Onze Minister die het aangaat is bevoegd inzage te vorderen in de controleprogramma’s en dossiers van de accountant die de bescheiden, bedoeld in het eerste lid, onder a en b, heeft gecontroleerd om te beoordelen of in het kader van het toezicht, bedoeld in artikel 6.1, kan worden gesteund op de controle die deze accountant heeft uitgevoerd.
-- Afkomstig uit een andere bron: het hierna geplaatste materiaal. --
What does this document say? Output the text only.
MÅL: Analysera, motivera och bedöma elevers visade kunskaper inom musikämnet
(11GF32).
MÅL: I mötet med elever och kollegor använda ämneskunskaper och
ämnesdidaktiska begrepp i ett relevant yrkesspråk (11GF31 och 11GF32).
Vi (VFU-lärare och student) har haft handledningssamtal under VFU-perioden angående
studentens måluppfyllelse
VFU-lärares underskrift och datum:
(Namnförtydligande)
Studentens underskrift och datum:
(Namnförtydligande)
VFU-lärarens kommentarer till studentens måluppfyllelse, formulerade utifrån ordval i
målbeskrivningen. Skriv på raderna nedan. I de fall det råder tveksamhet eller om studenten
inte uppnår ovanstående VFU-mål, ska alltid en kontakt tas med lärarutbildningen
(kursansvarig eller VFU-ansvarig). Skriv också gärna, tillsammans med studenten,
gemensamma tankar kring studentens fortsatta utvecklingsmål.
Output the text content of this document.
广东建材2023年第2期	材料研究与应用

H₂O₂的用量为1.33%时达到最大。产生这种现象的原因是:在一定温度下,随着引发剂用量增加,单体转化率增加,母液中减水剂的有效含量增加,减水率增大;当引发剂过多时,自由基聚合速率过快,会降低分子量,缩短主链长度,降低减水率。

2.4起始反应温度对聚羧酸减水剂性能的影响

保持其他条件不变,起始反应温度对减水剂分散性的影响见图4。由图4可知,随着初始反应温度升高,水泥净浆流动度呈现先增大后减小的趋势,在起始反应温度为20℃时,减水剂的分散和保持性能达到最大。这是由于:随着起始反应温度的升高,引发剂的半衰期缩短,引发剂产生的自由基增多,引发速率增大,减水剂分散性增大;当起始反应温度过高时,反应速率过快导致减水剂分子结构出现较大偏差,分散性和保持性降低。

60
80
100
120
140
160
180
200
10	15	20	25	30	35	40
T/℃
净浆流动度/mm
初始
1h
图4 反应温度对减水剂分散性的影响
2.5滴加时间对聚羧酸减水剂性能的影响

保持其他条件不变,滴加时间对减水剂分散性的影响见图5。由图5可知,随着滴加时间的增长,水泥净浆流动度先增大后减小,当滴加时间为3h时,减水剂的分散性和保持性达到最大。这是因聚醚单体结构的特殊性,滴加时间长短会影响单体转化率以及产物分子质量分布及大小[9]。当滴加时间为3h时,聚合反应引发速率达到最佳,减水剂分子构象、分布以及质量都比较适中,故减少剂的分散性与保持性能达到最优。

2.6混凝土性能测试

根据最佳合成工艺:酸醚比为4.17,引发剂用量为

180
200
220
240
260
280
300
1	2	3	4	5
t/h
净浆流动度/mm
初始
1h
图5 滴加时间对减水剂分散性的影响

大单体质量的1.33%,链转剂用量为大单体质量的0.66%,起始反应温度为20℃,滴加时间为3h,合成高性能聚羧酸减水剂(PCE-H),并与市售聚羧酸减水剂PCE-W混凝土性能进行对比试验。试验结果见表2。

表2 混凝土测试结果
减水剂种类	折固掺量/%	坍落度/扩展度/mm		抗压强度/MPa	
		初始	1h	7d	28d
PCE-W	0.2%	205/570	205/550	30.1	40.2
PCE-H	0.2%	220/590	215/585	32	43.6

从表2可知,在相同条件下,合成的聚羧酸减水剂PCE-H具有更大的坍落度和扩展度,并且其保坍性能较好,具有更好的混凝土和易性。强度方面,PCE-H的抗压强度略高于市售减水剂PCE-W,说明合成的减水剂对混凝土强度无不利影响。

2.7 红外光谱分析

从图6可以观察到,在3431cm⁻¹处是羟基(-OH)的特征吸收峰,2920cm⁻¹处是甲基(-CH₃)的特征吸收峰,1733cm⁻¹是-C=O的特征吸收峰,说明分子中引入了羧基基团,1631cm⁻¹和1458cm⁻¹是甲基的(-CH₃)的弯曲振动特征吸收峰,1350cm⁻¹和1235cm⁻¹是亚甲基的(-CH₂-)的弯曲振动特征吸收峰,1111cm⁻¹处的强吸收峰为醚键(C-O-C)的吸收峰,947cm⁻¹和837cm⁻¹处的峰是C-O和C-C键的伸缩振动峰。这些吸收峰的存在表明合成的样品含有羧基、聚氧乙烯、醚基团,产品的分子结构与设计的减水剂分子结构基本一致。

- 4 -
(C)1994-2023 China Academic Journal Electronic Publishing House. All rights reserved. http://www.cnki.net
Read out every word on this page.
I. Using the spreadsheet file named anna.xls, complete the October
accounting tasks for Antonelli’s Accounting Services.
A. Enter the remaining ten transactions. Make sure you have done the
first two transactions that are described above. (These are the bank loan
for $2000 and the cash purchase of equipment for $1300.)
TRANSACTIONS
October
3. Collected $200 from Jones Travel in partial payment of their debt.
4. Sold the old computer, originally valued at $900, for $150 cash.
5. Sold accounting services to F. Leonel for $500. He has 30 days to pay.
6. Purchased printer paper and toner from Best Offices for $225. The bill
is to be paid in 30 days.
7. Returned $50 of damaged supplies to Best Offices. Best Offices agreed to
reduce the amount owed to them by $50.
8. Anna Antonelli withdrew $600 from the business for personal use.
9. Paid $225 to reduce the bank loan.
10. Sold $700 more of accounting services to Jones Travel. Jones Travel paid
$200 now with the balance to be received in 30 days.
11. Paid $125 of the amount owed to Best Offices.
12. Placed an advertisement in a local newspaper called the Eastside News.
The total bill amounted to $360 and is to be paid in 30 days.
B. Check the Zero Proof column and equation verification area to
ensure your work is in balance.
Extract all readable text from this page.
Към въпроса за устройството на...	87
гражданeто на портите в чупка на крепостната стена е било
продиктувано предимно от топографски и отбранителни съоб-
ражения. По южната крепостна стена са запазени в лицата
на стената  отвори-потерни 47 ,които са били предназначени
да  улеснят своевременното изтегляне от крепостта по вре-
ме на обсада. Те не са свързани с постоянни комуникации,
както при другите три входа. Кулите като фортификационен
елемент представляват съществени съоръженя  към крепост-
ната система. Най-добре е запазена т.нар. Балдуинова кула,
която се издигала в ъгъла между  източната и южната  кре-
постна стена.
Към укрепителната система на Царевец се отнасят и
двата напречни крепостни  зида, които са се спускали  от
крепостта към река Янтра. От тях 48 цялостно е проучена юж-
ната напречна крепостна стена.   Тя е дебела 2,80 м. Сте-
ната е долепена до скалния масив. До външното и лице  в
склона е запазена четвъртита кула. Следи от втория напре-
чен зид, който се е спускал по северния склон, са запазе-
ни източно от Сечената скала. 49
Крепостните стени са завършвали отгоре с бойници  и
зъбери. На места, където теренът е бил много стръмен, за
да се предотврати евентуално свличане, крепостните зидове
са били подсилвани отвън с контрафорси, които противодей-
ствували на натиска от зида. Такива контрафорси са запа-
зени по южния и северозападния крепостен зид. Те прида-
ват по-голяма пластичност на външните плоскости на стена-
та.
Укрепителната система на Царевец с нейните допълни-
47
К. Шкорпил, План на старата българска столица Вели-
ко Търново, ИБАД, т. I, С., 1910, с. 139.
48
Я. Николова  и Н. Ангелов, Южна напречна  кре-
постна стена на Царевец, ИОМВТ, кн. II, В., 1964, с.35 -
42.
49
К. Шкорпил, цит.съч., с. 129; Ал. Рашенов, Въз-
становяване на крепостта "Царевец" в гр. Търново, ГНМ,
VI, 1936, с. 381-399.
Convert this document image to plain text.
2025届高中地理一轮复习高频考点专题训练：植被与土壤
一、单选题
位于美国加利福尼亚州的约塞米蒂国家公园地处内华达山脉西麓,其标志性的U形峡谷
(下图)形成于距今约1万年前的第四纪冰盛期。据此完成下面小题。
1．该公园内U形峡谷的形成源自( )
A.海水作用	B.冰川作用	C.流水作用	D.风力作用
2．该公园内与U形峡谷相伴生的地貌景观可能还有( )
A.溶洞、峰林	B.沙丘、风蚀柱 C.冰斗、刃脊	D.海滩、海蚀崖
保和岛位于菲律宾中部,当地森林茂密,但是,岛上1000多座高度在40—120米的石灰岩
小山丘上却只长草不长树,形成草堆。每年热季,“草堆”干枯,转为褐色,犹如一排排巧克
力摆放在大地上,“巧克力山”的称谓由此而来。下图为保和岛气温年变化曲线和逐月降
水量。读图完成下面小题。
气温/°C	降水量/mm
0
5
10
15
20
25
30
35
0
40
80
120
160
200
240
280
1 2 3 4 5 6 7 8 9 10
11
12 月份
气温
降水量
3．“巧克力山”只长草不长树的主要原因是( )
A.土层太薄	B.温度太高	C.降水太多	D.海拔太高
De accountant kan inzage in de controledossiers niet weigeren met een beroep op een bij of krachtens de wet opgelegde verplichting tot geheimhouding van vertrouwelijke gegevens die in de controledossiers zijn opgenomen.
6.
De bevoegdheden, bedoeld in artikel 6.3, vierde lid, worden uitgeoefend onder verantwoordelijkheid van een registeraccountant of een accountant-administratieconsulent ten aanzien van wie in het accountantsregister een aantekening is geplaatst als bedoeld in artikel 36, tweede lid, onderdeel i, van de Wet op het accountantsberoep.
7.
Indien Onze Minister die het aangaat gebruik maakt van de bevoegdheden, bedoeld in het eerste tot en met vijfde lid, zijn de artikelen 5:12, 5:13, 5:15 en 5:17, tweede en derde lid, van de Algemene wet bestuursrecht van overeenkomstige toepassing.
8.
Onze Minister die het aangaat kan de bevoegdheden, bedoeld in het eerste tot en met het vijfde lid, uitoefenen zolang als en over de jaren dat het Rijk daarbij belang heeft.
9.
Onverminderd het elders bij of krachtens de wet bepaalde, stelt Onze Minister die het aangaat, in afwijking van het tweede lid, geen onderzoek in ten aanzien van provincies, gemeenten, waterschappen, de openbare lichamen Bonaire, Sint Eustatius en Saba, openbare lichamen voor beroep en bedrijf en openbare lichamen en gemeenschappelijke organen ingesteld krachtens de Wet gemeenschappelijke regelingen met uitzondering van de openbare lichamen en gemeenschappelijke organen waaraan vanwege het Rijk wordt deelgenomen, voor zover zij een bijdrage als bedoeld in artikel 6.1, aanhef en onderdeel a, hebben ontvangen.